Pass Specific Variables

Add individual variables to the sanitized environment:
Single variable
safehouse --env-pass=API_KEY -- node script.js
Multiple variables
safehouse --env-pass=API_KEY,DATABASE_URL -- npm test
--env-pass is compatible with --env=FILE but not with --env (full pass-through).

Debugging and Inspection

Explain Mode

Print detailed information about the policy generation:
safehouse --explain --stdout
This shows:
  • Effective working directory and source
  • Read-only and read/write path grants
  • Loaded agent/app profiles
  • Optional integrations included
  • Config file status (loaded, ignored, or not found)

Sandbox Denial Logs

When operations fail due to sandbox restrictions, check the system logs:
/usr/bin/log stream --style compact --predicate 'eventMessage CONTAINS "Sandbox:" AND eventMessage CONTAINS "deny("'
Run this in a separate terminal while executing your sandboxed command to see real-time denial events.

Typical Patterns

Local Development

Run tests in sandbox
cd ~/my-project
safehouse -- npm test

Multi-Tool Workflows

Git + Docker + Agent
safehouse --enable=docker -- claude --dangerously-skip-permissions
Git and common SCM tools are enabled by default.

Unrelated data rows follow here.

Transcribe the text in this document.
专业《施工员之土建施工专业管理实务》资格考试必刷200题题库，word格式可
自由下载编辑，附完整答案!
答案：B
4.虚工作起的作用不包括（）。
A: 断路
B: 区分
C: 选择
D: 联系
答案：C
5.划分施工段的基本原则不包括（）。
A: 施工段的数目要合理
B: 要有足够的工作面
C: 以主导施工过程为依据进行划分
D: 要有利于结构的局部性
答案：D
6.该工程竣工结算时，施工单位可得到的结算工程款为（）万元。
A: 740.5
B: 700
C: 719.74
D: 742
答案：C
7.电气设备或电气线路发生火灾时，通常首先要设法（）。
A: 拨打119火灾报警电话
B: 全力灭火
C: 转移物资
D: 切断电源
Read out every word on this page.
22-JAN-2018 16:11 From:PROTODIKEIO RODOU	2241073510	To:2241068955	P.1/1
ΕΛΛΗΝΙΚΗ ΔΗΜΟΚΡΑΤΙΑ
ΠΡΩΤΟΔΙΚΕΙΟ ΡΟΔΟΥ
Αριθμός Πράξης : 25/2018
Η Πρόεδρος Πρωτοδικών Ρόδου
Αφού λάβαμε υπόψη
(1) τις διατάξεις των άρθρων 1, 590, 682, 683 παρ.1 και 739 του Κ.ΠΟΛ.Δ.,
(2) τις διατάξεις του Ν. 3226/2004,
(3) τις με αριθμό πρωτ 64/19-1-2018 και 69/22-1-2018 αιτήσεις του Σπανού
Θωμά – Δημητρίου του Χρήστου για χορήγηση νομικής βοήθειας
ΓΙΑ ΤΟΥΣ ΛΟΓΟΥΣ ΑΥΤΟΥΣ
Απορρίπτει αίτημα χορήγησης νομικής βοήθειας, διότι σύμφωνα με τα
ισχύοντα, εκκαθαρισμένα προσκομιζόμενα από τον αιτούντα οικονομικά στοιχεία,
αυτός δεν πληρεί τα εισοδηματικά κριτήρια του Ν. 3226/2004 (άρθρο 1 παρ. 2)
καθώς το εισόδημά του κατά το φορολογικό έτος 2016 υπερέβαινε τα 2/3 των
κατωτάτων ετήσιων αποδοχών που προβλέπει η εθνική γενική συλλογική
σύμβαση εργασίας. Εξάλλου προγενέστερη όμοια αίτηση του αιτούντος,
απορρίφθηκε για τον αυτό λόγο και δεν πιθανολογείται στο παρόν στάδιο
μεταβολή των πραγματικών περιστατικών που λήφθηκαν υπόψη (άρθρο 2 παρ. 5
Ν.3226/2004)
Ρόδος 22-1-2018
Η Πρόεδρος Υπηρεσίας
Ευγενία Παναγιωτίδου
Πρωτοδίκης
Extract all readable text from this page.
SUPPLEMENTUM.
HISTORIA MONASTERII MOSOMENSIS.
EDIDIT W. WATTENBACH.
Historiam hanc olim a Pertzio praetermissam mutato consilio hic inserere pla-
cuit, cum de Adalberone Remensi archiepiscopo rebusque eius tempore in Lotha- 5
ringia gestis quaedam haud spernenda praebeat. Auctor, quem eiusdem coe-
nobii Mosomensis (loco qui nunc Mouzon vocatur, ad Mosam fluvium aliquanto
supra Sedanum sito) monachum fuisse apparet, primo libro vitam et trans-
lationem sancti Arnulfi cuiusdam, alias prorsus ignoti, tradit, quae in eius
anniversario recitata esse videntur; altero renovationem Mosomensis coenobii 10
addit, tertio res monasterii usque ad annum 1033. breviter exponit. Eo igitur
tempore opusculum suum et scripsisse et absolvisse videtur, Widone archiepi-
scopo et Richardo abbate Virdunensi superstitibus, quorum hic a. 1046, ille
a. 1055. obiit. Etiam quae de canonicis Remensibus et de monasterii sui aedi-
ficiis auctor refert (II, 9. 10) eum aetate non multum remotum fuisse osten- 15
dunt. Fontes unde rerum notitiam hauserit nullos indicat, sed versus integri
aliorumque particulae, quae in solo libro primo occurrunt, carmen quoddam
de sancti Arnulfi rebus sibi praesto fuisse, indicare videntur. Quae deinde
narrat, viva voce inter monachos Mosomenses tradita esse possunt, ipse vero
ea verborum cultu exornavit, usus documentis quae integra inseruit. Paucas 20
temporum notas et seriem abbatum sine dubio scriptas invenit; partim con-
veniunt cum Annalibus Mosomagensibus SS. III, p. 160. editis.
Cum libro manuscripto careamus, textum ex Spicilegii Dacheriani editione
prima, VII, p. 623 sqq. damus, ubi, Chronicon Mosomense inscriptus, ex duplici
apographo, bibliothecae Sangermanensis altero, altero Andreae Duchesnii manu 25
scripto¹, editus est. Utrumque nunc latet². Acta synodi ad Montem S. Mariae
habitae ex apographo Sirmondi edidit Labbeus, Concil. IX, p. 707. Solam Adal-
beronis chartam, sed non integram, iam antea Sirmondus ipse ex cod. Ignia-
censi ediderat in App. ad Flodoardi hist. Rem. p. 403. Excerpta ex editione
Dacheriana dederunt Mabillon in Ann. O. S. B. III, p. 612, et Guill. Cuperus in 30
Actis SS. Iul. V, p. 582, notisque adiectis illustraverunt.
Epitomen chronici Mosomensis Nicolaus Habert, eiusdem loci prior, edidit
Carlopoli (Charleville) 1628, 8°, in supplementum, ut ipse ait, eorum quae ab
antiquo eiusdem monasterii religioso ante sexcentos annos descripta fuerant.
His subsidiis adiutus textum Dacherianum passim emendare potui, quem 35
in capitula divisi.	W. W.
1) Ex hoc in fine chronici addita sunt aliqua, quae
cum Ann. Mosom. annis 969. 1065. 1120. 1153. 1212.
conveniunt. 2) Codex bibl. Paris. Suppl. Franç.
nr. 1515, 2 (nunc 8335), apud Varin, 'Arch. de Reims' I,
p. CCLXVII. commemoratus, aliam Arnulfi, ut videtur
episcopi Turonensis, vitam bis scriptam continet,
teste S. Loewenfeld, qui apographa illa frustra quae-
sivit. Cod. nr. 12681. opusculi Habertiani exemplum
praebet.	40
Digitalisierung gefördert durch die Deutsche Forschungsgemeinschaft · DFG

You don’t need --enable=git.

Read-Only Project Access

Review mode
safehouse --workdir="" --add-dirs-ro="$HOME/project" -- claude
This grants read-only access to the project without any write permissions.

Command Separator

The -- separator is optional but recommended:
safehouse --enable=docker -- docker ps -a
The separator makes it explicit where Safehouse options end and the wrapped command begins. This prevents ambiguity when command arguments look like flags.

Exit Codes

Safehouse preserves the exit code of the wrapped command:
safehouse -- /bin/sh -c 'exit 42'
echo $?  # Prints: 42
If Safehouse itself encounters an error (invalid options, missing files, etc.), it exits with a non-zero code before executing the command.